The book examines the culture behind the epidemic of MCL injuries.  He travels to Japan to better understand their very different pitching culture which often translates into far more innings and pitches than we Americans allow our kids.  He specifically discusses the industry which exists around youth baseball (and all parents should know that these money making entities exist around every youth sports at every level).  Showcases and tournaments are emphasized as a way for any child to gain exposure to potentially allow play at the next level (college or professionally).

I am a parent with highly sports- focused kids, and I have seen first hand this industry in action. Parents like me may feel trapped by a perceived need to participate in these events and tournaments lest their child miss a chance to make their mark and gain attention.  I was also fascinated to read how highly successful pitchers are constantly queried about the status of their arm, during and after each pitching outing (especially games that might not be as successful as expected).

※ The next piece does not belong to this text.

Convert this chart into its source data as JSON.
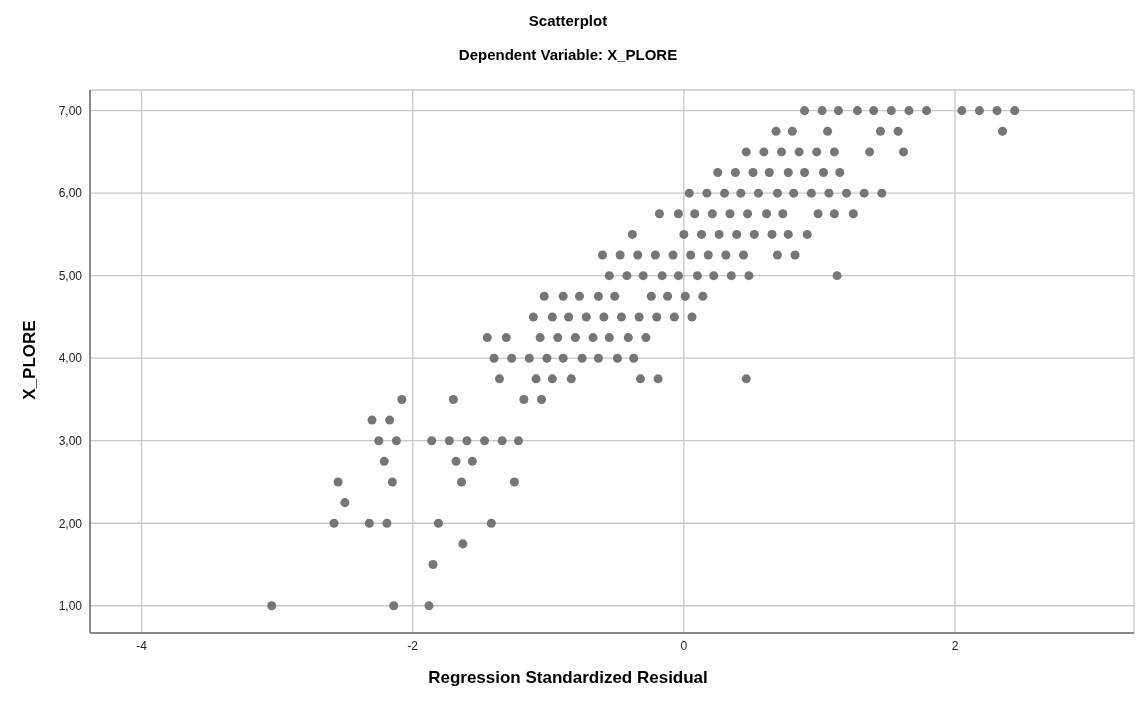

Mr Passan also presents great information on sports medicine and the surgical field surrounding treatment of the MCL. He delves into the science of injury prevention and the real lack of knowledge that exists related to the risk factors and prevention strategies for MCL injuries.   He shares the story of the now famous surgery to treat MCL injury, often considered a rite of passage for pitchers, the 'Tommy John' surgery. We learn about Dr Frank Jobe who 'invented' MCL reconstruction on the willing patient and baseball pitcher, Tommy John.  We learn about many other pitchers who have been treated (both successfully and unsuccessfully) with reconstruction of this ligament.  We follow the surgery and recovery of two pitchers with MCL reconstruction and gain an understanding of their plight- absolutely fascinating.

In short, Mr Passan presents a comprehensive look the MCL and the world surrounding these catastrophic  injuries.  There are no concrete answers to this epidemic which now affects young teens (or even younger) but it is clear that there must be a shift in many aspects of baseball development and pitcher management.

I recommend this book to any physician who cares for athletes, any parent to a youth baseball player, and anyone who loves the game.  As a physician who treats many athletes, I found the book and its stories fascinating and humbling and know now, more than ever, that physicians and medical researchers need to produce better research as a way to understand, hopefully prevent, and treat these injuries.